Кино, особенно игровое — это почти всегда чьё-то большое сновидение, даже если мы не видим сон непосредственно в кадре. И нет больше фильма в мировом кинематографе, который с таким реализмом и с такой скоростью благодаря одному единственному трюку (не забудем, правда, про прекрасную пластику самого Жоржа Мельеса) намертво заключает зрителя в темницу страшного сна, из которого невозможно выбраться.
Этот фильм я смотрел едва ли не большее количество раз, чем все остальные фильма списка вместе взятые.
№9 из самых любимых фильмов.
Sherlock Jr. by Buster Keaton, 1924.
«Шерлок младший» Бастера Китона достоин места в списке самых важных фильмов мирового кинематографа, не говоря уже о списке моих любимых фильмов.
Из всей фильмографии великого комика меня привлекает больше всего именно этот фильм, в котором в тесном переплетении сна и яви обвинённый в краже работник кинотеатра оказывается великим сыщиком.
Картина Бастера Китона — ещё один метафильм в череде моих фаворитов, наряду с «Окном во двор» и «Подглядывающим Томом». Причём «Шерлок младший» — ещё и один из первых примеров кино о сущности кинематографа.

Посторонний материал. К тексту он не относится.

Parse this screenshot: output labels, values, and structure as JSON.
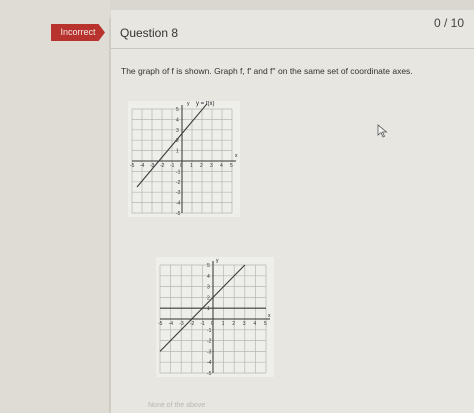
{
  "status_badge": {
    "label": "Incorrect",
    "color": "#b8332e"
  },
  "question": {
    "title": "Question 8",
    "score": "0 / 10",
    "prompt": "The graph of f is shown. Graph f, f' and f'' on the same set of coordinate axes."
  },
  "graph1": {
    "function_label": "y = f(x)",
    "axis_x_label": "x",
    "axis_y_label": "y",
    "x_ticks": [
      "-5",
      "-4",
      "-3",
      "-2",
      "-1",
      "0",
      "1",
      "2",
      "3",
      "4",
      "5"
    ],
    "y_ticks": [
      "5",
      "4",
      "3",
      "2",
      "1",
      "-1",
      "-2",
      "-3",
      "-4",
      "-5"
    ]
  },
  "graph2": {
    "axis_x_label": "x",
    "axis_y_label": "y",
    "x_ticks": [
      "-5",
      "-4",
      "-3",
      "-2",
      "-1",
      "0",
      "1",
      "2",
      "3",
      "4",
      "5"
    ],
    "y_ticks": [
      "5",
      "4",
      "3",
      "2",
      "1",
      "-1",
      "-2",
      "-3",
      "-4",
      "-5"
    ]
  },
  "footer": {
    "text": "None of the above"
  },
  "icons": {
    "cursor": "pointer-cursor-icon"
  }
}
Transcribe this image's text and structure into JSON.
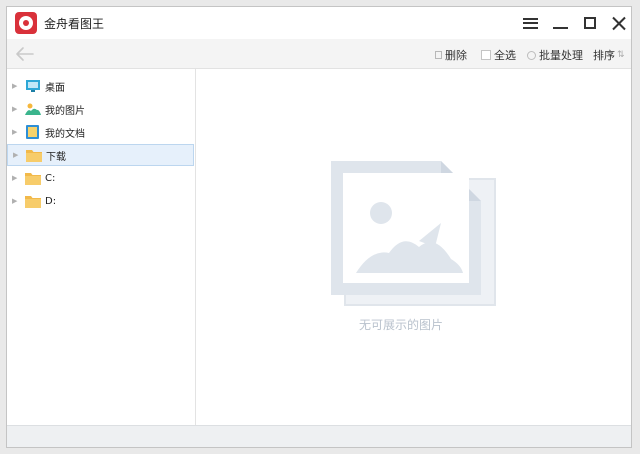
{
  "app": {
    "title": "金舟看图王"
  },
  "toolbar": {
    "delete_label": "删除",
    "select_all_label": "全选",
    "batch_label": "批量处理",
    "sort_label": "排序"
  },
  "sidebar": {
    "items": [
      {
        "label": "桌面",
        "icon": "desktop-icon"
      },
      {
        "label": "我的图片",
        "icon": "pictures-icon"
      },
      {
        "label": "我的文档",
        "icon": "documents-icon"
      },
      {
        "label": "下载",
        "icon": "folder-icon",
        "selected": true
      },
      {
        "label": "C:",
        "icon": "folder-icon"
      },
      {
        "label": "D:",
        "icon": "folder-icon"
      }
    ]
  },
  "main": {
    "empty_text": "无可展示的图片"
  },
  "colors": {
    "brand": "#d9313a",
    "selection": "#e6f0fb",
    "placeholder": "#dfe5ec"
  }
}
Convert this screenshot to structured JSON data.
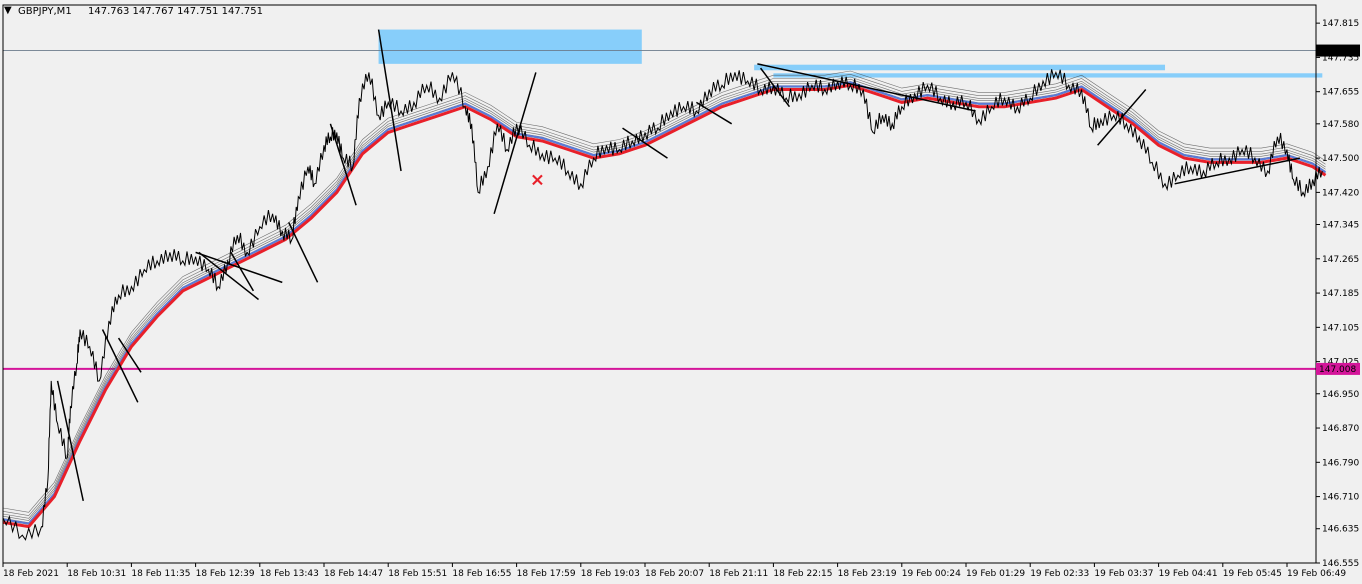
{
  "window": {
    "symbol_title": "GBPJPY,M1",
    "ohlc": "147.763 147.767 147.751 147.751"
  },
  "colors": {
    "background": "#f0f0f0",
    "price_line": "#000000",
    "bull_segment": "#1a8f1a",
    "ema_main": "#e8202a",
    "ema_blue": "#5a7ad8",
    "ema_band": "#444444",
    "zone_fill": "#87cefa",
    "magenta_level": "#d4159a",
    "current_price_line": "#6b7b8c",
    "trendline": "#000000",
    "marker": "#e8202a"
  },
  "chart_data": {
    "type": "line",
    "symbol": "GBPJPY",
    "timeframe": "M1",
    "ylim": [
      146.555,
      147.855
    ],
    "y_ticks": [
      "147.815",
      "147.735",
      "147.655",
      "147.580",
      "147.500",
      "147.420",
      "147.345",
      "147.265",
      "147.185",
      "147.105",
      "147.025",
      "146.950",
      "146.870",
      "146.790",
      "146.710",
      "146.635",
      "146.555"
    ],
    "x_ticks": [
      "18 Feb 2021",
      "18 Feb 10:31",
      "18 Feb 11:35",
      "18 Feb 12:39",
      "18 Feb 13:43",
      "18 Feb 14:47",
      "18 Feb 15:51",
      "18 Feb 16:55",
      "18 Feb 17:59",
      "18 Feb 19:03",
      "18 Feb 20:07",
      "18 Feb 21:11",
      "18 Feb 22:15",
      "18 Feb 23:19",
      "19 Feb 00:24",
      "19 Feb 01:29",
      "19 Feb 02:33",
      "19 Feb 03:37",
      "19 Feb 04:41",
      "19 Feb 05:45",
      "19 Feb 06:49"
    ],
    "x_count": 21,
    "current_price": 147.751,
    "current_price_label": "147.751",
    "horizontal_level": 147.008,
    "horizontal_level_label": "147.008",
    "price_series": [
      [
        0,
        146.66
      ],
      [
        0.3,
        146.62
      ],
      [
        0.6,
        146.64
      ],
      [
        0.7,
        146.75
      ],
      [
        0.75,
        146.98
      ],
      [
        0.85,
        146.88
      ],
      [
        1.0,
        146.8
      ],
      [
        1.05,
        146.92
      ],
      [
        1.15,
        147.02
      ],
      [
        1.2,
        147.1
      ],
      [
        1.35,
        147.06
      ],
      [
        1.5,
        146.98
      ],
      [
        1.65,
        147.12
      ],
      [
        1.8,
        147.18
      ],
      [
        2.0,
        147.2
      ],
      [
        2.2,
        147.24
      ],
      [
        2.4,
        147.26
      ],
      [
        2.6,
        147.28
      ],
      [
        2.8,
        147.26
      ],
      [
        3.0,
        147.27
      ],
      [
        3.2,
        147.24
      ],
      [
        3.35,
        147.2
      ],
      [
        3.5,
        147.26
      ],
      [
        3.65,
        147.32
      ],
      [
        3.8,
        147.28
      ],
      [
        4.0,
        147.34
      ],
      [
        4.2,
        147.37
      ],
      [
        4.35,
        147.33
      ],
      [
        4.5,
        147.31
      ],
      [
        4.6,
        147.41
      ],
      [
        4.75,
        147.48
      ],
      [
        4.85,
        147.44
      ],
      [
        5.0,
        147.53
      ],
      [
        5.1,
        147.55
      ],
      [
        5.2,
        147.56
      ],
      [
        5.3,
        147.5
      ],
      [
        5.45,
        147.48
      ],
      [
        5.55,
        147.64
      ],
      [
        5.7,
        147.7
      ],
      [
        5.85,
        147.6
      ],
      [
        6.0,
        147.63
      ],
      [
        6.2,
        147.61
      ],
      [
        6.4,
        147.63
      ],
      [
        6.6,
        147.67
      ],
      [
        6.8,
        147.64
      ],
      [
        7.0,
        147.7
      ],
      [
        7.2,
        147.62
      ],
      [
        7.3,
        147.58
      ],
      [
        7.4,
        147.42
      ],
      [
        7.55,
        147.48
      ],
      [
        7.7,
        147.58
      ],
      [
        7.85,
        147.52
      ],
      [
        8.0,
        147.58
      ],
      [
        8.2,
        147.53
      ],
      [
        8.4,
        147.51
      ],
      [
        8.6,
        147.5
      ],
      [
        8.8,
        147.47
      ],
      [
        9.0,
        147.44
      ],
      [
        9.2,
        147.5
      ],
      [
        9.4,
        147.53
      ],
      [
        9.6,
        147.52
      ],
      [
        9.8,
        147.54
      ],
      [
        10.0,
        147.56
      ],
      [
        10.2,
        147.57
      ],
      [
        10.4,
        147.61
      ],
      [
        10.6,
        147.62
      ],
      [
        10.8,
        147.61
      ],
      [
        11.0,
        147.66
      ],
      [
        11.2,
        147.67
      ],
      [
        11.4,
        147.7
      ],
      [
        11.6,
        147.68
      ],
      [
        11.8,
        147.66
      ],
      [
        12.0,
        147.67
      ],
      [
        12.2,
        147.64
      ],
      [
        12.4,
        147.65
      ],
      [
        12.6,
        147.67
      ],
      [
        12.8,
        147.66
      ],
      [
        13.0,
        147.68
      ],
      [
        13.2,
        147.67
      ],
      [
        13.4,
        147.66
      ],
      [
        13.55,
        147.56
      ],
      [
        13.7,
        147.6
      ],
      [
        13.85,
        147.58
      ],
      [
        14.0,
        147.62
      ],
      [
        14.2,
        147.65
      ],
      [
        14.4,
        147.67
      ],
      [
        14.6,
        147.64
      ],
      [
        14.8,
        147.63
      ],
      [
        15.0,
        147.63
      ],
      [
        15.2,
        147.59
      ],
      [
        15.4,
        147.62
      ],
      [
        15.6,
        147.64
      ],
      [
        15.8,
        147.62
      ],
      [
        16.0,
        147.64
      ],
      [
        16.2,
        147.68
      ],
      [
        16.4,
        147.7
      ],
      [
        16.6,
        147.67
      ],
      [
        16.8,
        147.66
      ],
      [
        16.95,
        147.57
      ],
      [
        17.1,
        147.59
      ],
      [
        17.3,
        147.6
      ],
      [
        17.5,
        147.58
      ],
      [
        17.7,
        147.55
      ],
      [
        17.9,
        147.49
      ],
      [
        18.1,
        147.44
      ],
      [
        18.3,
        147.46
      ],
      [
        18.5,
        147.48
      ],
      [
        18.7,
        147.47
      ],
      [
        18.9,
        147.49
      ],
      [
        19.1,
        147.5
      ],
      [
        19.3,
        147.52
      ],
      [
        19.5,
        147.5
      ],
      [
        19.7,
        147.47
      ],
      [
        19.85,
        147.55
      ],
      [
        20.0,
        147.52
      ],
      [
        20.1,
        147.45
      ],
      [
        20.25,
        147.42
      ],
      [
        20.4,
        147.45
      ],
      [
        20.55,
        147.47
      ]
    ],
    "ema_series": [
      [
        0,
        146.65
      ],
      [
        0.4,
        146.64
      ],
      [
        0.8,
        146.71
      ],
      [
        1.2,
        146.84
      ],
      [
        1.6,
        146.96
      ],
      [
        2.0,
        147.06
      ],
      [
        2.4,
        147.13
      ],
      [
        2.8,
        147.19
      ],
      [
        3.2,
        147.22
      ],
      [
        3.6,
        147.25
      ],
      [
        4.0,
        147.28
      ],
      [
        4.4,
        147.31
      ],
      [
        4.8,
        147.36
      ],
      [
        5.2,
        147.42
      ],
      [
        5.6,
        147.51
      ],
      [
        6.0,
        147.56
      ],
      [
        6.4,
        147.58
      ],
      [
        6.8,
        147.6
      ],
      [
        7.2,
        147.62
      ],
      [
        7.6,
        147.59
      ],
      [
        8.0,
        147.55
      ],
      [
        8.4,
        147.54
      ],
      [
        8.8,
        147.52
      ],
      [
        9.2,
        147.5
      ],
      [
        9.6,
        147.51
      ],
      [
        10.0,
        147.53
      ],
      [
        10.4,
        147.56
      ],
      [
        10.8,
        147.59
      ],
      [
        11.2,
        147.62
      ],
      [
        11.6,
        147.64
      ],
      [
        12.0,
        147.66
      ],
      [
        12.4,
        147.66
      ],
      [
        12.8,
        147.66
      ],
      [
        13.2,
        147.67
      ],
      [
        13.6,
        147.65
      ],
      [
        14.0,
        147.63
      ],
      [
        14.4,
        147.64
      ],
      [
        14.8,
        147.63
      ],
      [
        15.2,
        147.62
      ],
      [
        15.6,
        147.62
      ],
      [
        16.0,
        147.63
      ],
      [
        16.4,
        147.64
      ],
      [
        16.8,
        147.66
      ],
      [
        17.2,
        147.62
      ],
      [
        17.6,
        147.58
      ],
      [
        18.0,
        147.53
      ],
      [
        18.4,
        147.5
      ],
      [
        18.8,
        147.49
      ],
      [
        19.2,
        147.49
      ],
      [
        19.6,
        147.49
      ],
      [
        20.0,
        147.5
      ],
      [
        20.4,
        147.48
      ],
      [
        20.6,
        147.46
      ]
    ],
    "zones": [
      {
        "x0": 5.85,
        "x1": 9.95,
        "y0": 147.72,
        "y1": 147.8
      },
      {
        "x0": 11.7,
        "x1": 18.1,
        "y0": 147.705,
        "y1": 147.718
      },
      {
        "x0": 12.0,
        "x1": 20.55,
        "y0": 147.688,
        "y1": 147.698
      }
    ],
    "trendlines": [
      [
        [
          0.85,
          146.98
        ],
        [
          1.25,
          146.7
        ]
      ],
      [
        [
          1.55,
          147.1
        ],
        [
          2.1,
          146.93
        ]
      ],
      [
        [
          1.8,
          147.08
        ],
        [
          2.15,
          147.0
        ]
      ],
      [
        [
          3.0,
          147.28
        ],
        [
          4.35,
          147.21
        ]
      ],
      [
        [
          3.05,
          147.28
        ],
        [
          3.98,
          147.17
        ]
      ],
      [
        [
          3.55,
          147.28
        ],
        [
          3.9,
          147.19
        ]
      ],
      [
        [
          4.45,
          147.35
        ],
        [
          4.9,
          147.21
        ]
      ],
      [
        [
          5.1,
          147.58
        ],
        [
          5.5,
          147.39
        ]
      ],
      [
        [
          5.85,
          147.8
        ],
        [
          6.2,
          147.47
        ]
      ],
      [
        [
          7.65,
          147.37
        ],
        [
          8.3,
          147.7
        ]
      ],
      [
        [
          9.65,
          147.57
        ],
        [
          10.35,
          147.5
        ]
      ],
      [
        [
          10.8,
          147.63
        ],
        [
          11.35,
          147.58
        ]
      ],
      [
        [
          11.8,
          147.71
        ],
        [
          12.25,
          147.62
        ]
      ],
      [
        [
          11.75,
          147.72
        ],
        [
          15.15,
          147.61
        ]
      ],
      [
        [
          17.05,
          147.53
        ],
        [
          17.8,
          147.66
        ]
      ],
      [
        [
          18.25,
          147.44
        ],
        [
          20.2,
          147.5
        ]
      ]
    ],
    "marker": {
      "x": 8.3,
      "y": 147.45,
      "symbol": "×"
    }
  }
}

Китон умудряется объединить в одном очень коротком фильме (после всех сокращений осталось 45 минут экранного времени) бурлескную комедию и динамичные, совершенно сумасшедшие трюки с глубоким взглядом не только на кинематограф, но и на природу вещей. Меня больше всего завораживает именно сновидческая реальность, которая размещается в центре повествования, между спокойным темпом первых двух частей и головокружительным финалом, который смотрится на одном дыхании.

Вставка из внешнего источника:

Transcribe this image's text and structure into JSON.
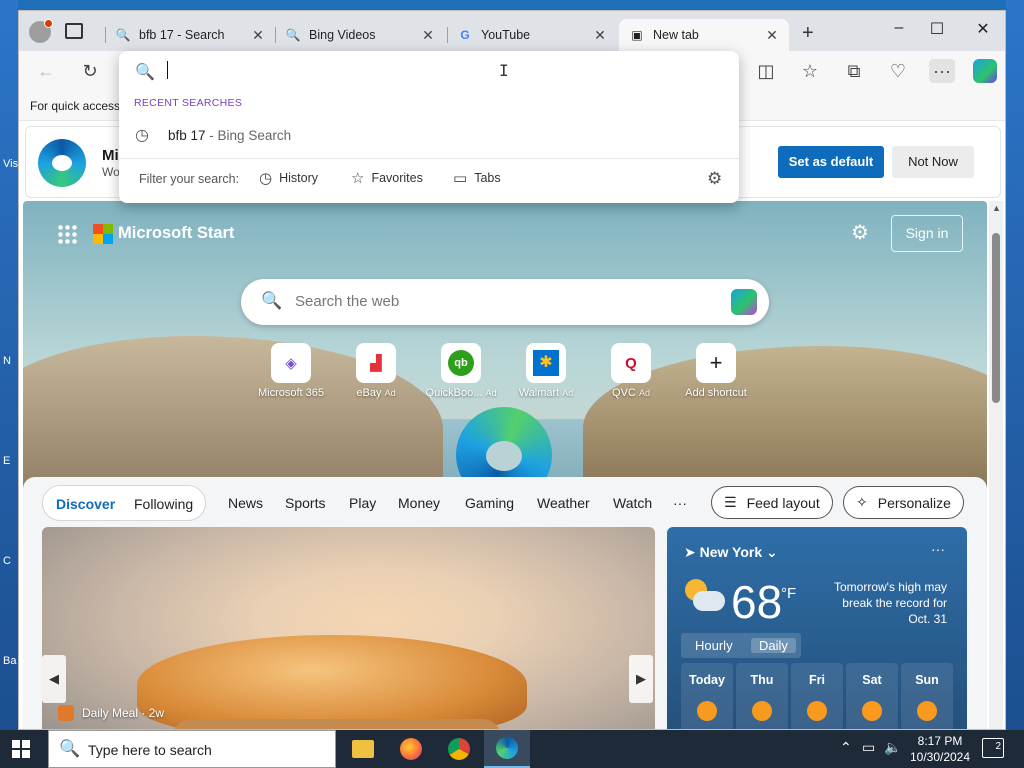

Бастер Китон, на мой взгляд, являлся серьёзным мыслителем, который постоянно стремился сорвать с обычных предметов приставшие к ним образы человеческого сознания. В его фильмах вещи существуют отдельно от «идеи этой вещи», сформировавшейся в человеческом сознании за долгие годы использования. Китон словно «обнуляет» эти понятия и элегантно выходит на улицу через сейфовую дверь. Также удивляют простота и изящество, с которой неутомимый комик демонстрирует ответ на такой философский вопрос, как попадание человека в монтажную склейку — уж раз начал исследовать возможности кино, как нового вида искусства, так делай это до конца.
На самом деле, фантастические по своей изобретательности и сложности кадры можно найти практически во всех фильмах Китона, но в таком концентрированном виде, да ещё и с исследованием природы кинематографа — только здесь.

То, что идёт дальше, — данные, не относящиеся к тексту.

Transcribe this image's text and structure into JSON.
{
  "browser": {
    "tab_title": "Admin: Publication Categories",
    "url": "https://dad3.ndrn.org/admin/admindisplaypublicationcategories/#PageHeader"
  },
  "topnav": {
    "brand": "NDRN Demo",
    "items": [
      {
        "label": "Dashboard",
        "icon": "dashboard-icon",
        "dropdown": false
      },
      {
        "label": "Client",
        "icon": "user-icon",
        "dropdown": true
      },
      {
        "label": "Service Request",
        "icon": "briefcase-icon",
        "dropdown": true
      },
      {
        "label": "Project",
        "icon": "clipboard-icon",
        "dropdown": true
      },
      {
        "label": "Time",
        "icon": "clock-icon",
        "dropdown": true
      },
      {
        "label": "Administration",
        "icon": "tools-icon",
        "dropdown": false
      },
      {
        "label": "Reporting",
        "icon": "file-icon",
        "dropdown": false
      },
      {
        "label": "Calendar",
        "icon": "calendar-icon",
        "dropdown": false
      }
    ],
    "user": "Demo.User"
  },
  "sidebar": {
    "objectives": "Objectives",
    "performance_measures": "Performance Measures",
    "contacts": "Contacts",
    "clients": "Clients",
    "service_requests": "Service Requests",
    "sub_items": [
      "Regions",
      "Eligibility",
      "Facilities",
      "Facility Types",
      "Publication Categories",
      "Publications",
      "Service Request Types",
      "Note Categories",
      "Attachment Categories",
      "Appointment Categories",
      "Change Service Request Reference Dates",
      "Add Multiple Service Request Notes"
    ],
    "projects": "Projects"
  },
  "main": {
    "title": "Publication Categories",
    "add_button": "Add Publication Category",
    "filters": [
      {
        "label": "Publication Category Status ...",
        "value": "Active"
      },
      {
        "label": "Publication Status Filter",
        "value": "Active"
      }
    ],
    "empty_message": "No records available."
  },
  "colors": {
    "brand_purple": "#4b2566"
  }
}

№8 из самых любимых фильмов.
Peeping Tom by Michael Powell, 1960.
«Подглядывающий Том» Майкла Пауэлла — это была любовь с первого кадра. Не все фильмы раскрываются так быстро — чтобы влюбиться в «Гражданина Кейна» мне пришлось смотреть его дважды.
Майкл Пауэлл, ученик Альфреда Хичкока, является одним из ведущих режиссёров Британского кинематографа. По количеству шедевров с ним может сравниться разве что Дэвид Лин. В последнем списке Sight and Sound из десятки лучших британских фильмов Пауэллу принадлежит половина. Однако, все эти пять лент, отмеченных мировыми критиками, — это картины творческого тандема Майкла Пауэлла и Эмерика Прессбургера — «Лучников». Как правило, это очень красочные, немного тяжеловесные полотна, в которых авторы создают экзотические миры и исследуют роль любви в жизни человека.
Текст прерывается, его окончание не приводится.